Oltre alla musica, sembra di capire che la vostra passione comune sia anche l’Arte in tutte le sue forme, visto che il mondo della danza, del teatro, della poesia interagiscono fortemente nel vostro modo di essere, sia come persone che come essere artiste. Quanto c’è di tutto questo nelle vostre canzoni?
È inevitabile che ciascuno di noi sia il frutto di ciò che ha ascoltato, letto, visto, vissuto. La componente teatro/danza è stata sempre fortemente voluta, sul palco ad interagire con il pubblico ed i musicisti. Tuttavia il teatro non è solo quello che si fa nei luoghi preposti ma accade ogni volta che viene raccontata una storia. Perciò anche l’approccio alla composizione di una linea vocale e alla sua esecuzione è assolutamente teatrale nella misura in cui cerchiamo sempre di porci nella condizione sia di chi racconta, che di chi ascolta, perché la musica e il teatro sono le uniche forme di spettacolo dal vivo. C’è bisogno di una sinergia, di uno scambio, di una reciprocità tra artista e spettatore, per farle essere. Questa sinergia è data proprio dal fatto di essere entrambi presenti nel momento in cui si fa arte (a differenza del cinema o delle arti figurative) hic et nunc, carne e sangue, respiro, battito, l’uno di fronte all’altro, l’uno insieme all’altro. La questione poetica, poi, è del tutto naturale: amiamo scrivere così, ci appartiene profondamente perchè la poesia e la letteratura ci accompagnano e ci aiutano da sempre in ogni momento.

 

Prima dicevamo della full immersion di questi mesi in giro a suonare e a far conoscer “Al cuore”. Cosa faranno adesso Anna Maria Stasi, Anna Surico e Vanni La Guardia nei prossimi mesi? Vi dedicherete alla composizione o avete già materiale nel cassetto e siete già proiettati su un nuovo lavoro in studio?

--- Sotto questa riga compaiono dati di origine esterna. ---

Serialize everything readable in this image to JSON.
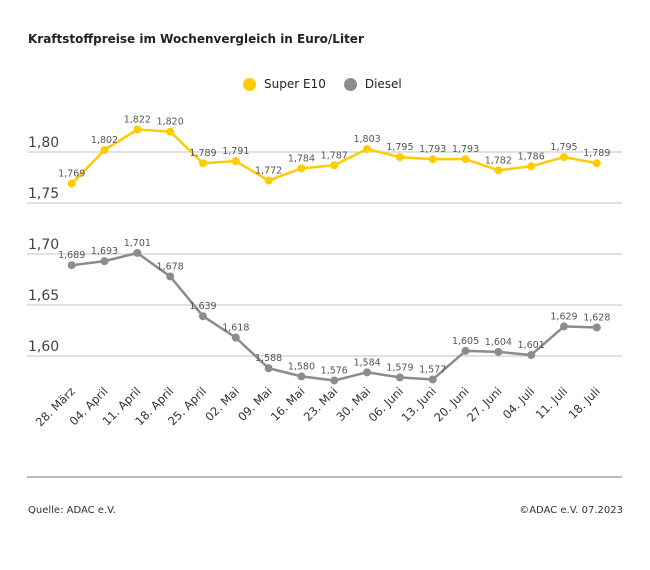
{
  "chart_data": {
    "type": "line",
    "title": "Kraftstoffpreise im Wochenvergleich in Euro/Liter",
    "categories": [
      "28. März",
      "04. April",
      "11. April",
      "18. April",
      "25. April",
      "02. Mai",
      "09. Mai",
      "16. Mai",
      "23. Mai",
      "30. Mai",
      "06. Juni",
      "13. Juni",
      "20. Juni",
      "27. Juni",
      "04. Juli",
      "11. Juli",
      "18. Juli"
    ],
    "series": [
      {
        "name": "Super E10",
        "color": "#FFCC00",
        "values": [
          1.769,
          1.802,
          1.822,
          1.82,
          1.789,
          1.791,
          1.772,
          1.784,
          1.787,
          1.803,
          1.795,
          1.793,
          1.793,
          1.782,
          1.786,
          1.795,
          1.789
        ],
        "labels": [
          "1,769",
          "1,802",
          "1,822",
          "1,820",
          "1,789",
          "1,791",
          "1,772",
          "1,784",
          "1,787",
          "1,803",
          "1,795",
          "1,793",
          "1,793",
          "1,782",
          "1,786",
          "1,795",
          "1,789"
        ]
      },
      {
        "name": "Diesel",
        "color": "#8C8C8C",
        "values": [
          1.689,
          1.693,
          1.701,
          1.678,
          1.639,
          1.618,
          1.588,
          1.58,
          1.576,
          1.584,
          1.579,
          1.577,
          1.605,
          1.604,
          1.601,
          1.629,
          1.628
        ],
        "labels": [
          "1,689",
          "1,693",
          "1,701",
          "1,678",
          "1,639",
          "1,618",
          "1,588",
          "1,580",
          "1,576",
          "1,584",
          "1,579",
          "1,577",
          "1,605",
          "1,604",
          "1,601",
          "1,629",
          "1,628"
        ]
      }
    ],
    "yticks": [
      1.6,
      1.65,
      1.7,
      1.75,
      1.8
    ],
    "ytick_labels": [
      "1,60",
      "1,65",
      "1,70",
      "1,75",
      "1,80"
    ],
    "grid": true,
    "legend": "top-center"
  },
  "footer": {
    "source": "Quelle: ADAC e.V.",
    "copyright": "©ADAC e.V. 07.2023"
  }
}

Pensiamo di pubblicare il nuovo album a Ottobre 2015. Per questo stiamo raccogliendo idee e spunti, sia musicali, che testuali. L’ep “Al cuore” rappresentava una dedica ma anche un moto a luogo, in quanto espressione dell’esigenza di un ritorno all’essenziale per i C.F.F., sia musicale, che esistenziale. È questa la premessa che ci muove rispetto agli attuali lavori di scrittura e composizione del primo vero e proprio album in questa nuova veste. L’intenzione è di continuare nell’operazione di sottrazione, enfatizzando maggiormente la componente acustica, e di raccontare storie, sussurrandole all’orecchio di chi decide di dedicarci tempo e attenzione, di farsi prendere per mano ed attraversarle, in una relazione più autentica e confidenziale, così come è accaduto magicamente nei numerosi e partecipati concerti che hanno preceduto questo lavoro di studio.
Cogliamo l’occasione per ringraziare tutte le testate e i siti web per lo spazio concessoci, per ringraziare tutti i gestori dei locali che hanno ospitato il nostro ultimo tour e tutte le persone che, da anni o da pochi giorni, ci seguono e ci sostengono con un affetto che ci sorprende ed emoziona moltissimo: non ci stancheremo mai di dire che riempiono d’anima e di senso il nostro percorso!
Proveremo a restituire almeno una parte di quanto ci viene magnificamente donato mettendoci al lavoro sul nuovo album, dando il massimo di noi stessi e partendo ancora una volta dalla convinzione che tornare a dedicare tempo ed attenzione all’ascolto, alla lettura, alla riflessione, alla contemplazione non solo non è fuori moda ma, anzi, è l’unica strada per ricostruire un futuro condiviso, fertile, luminoso e responsabile. Veniteci a trovare su nostri spazi multimediali e avrete modo di seguire gradualmente gli sviluppi del futuro album e di tutto ciò che vi ruoterà attorno… Il vecchio hashtag  #‎CFFalcuore lascia il posto al nuovo ‪#‎CFFallavoro. Anche questa è una dedica: per l’appunto, alla dignità di questo straordinario lavoro.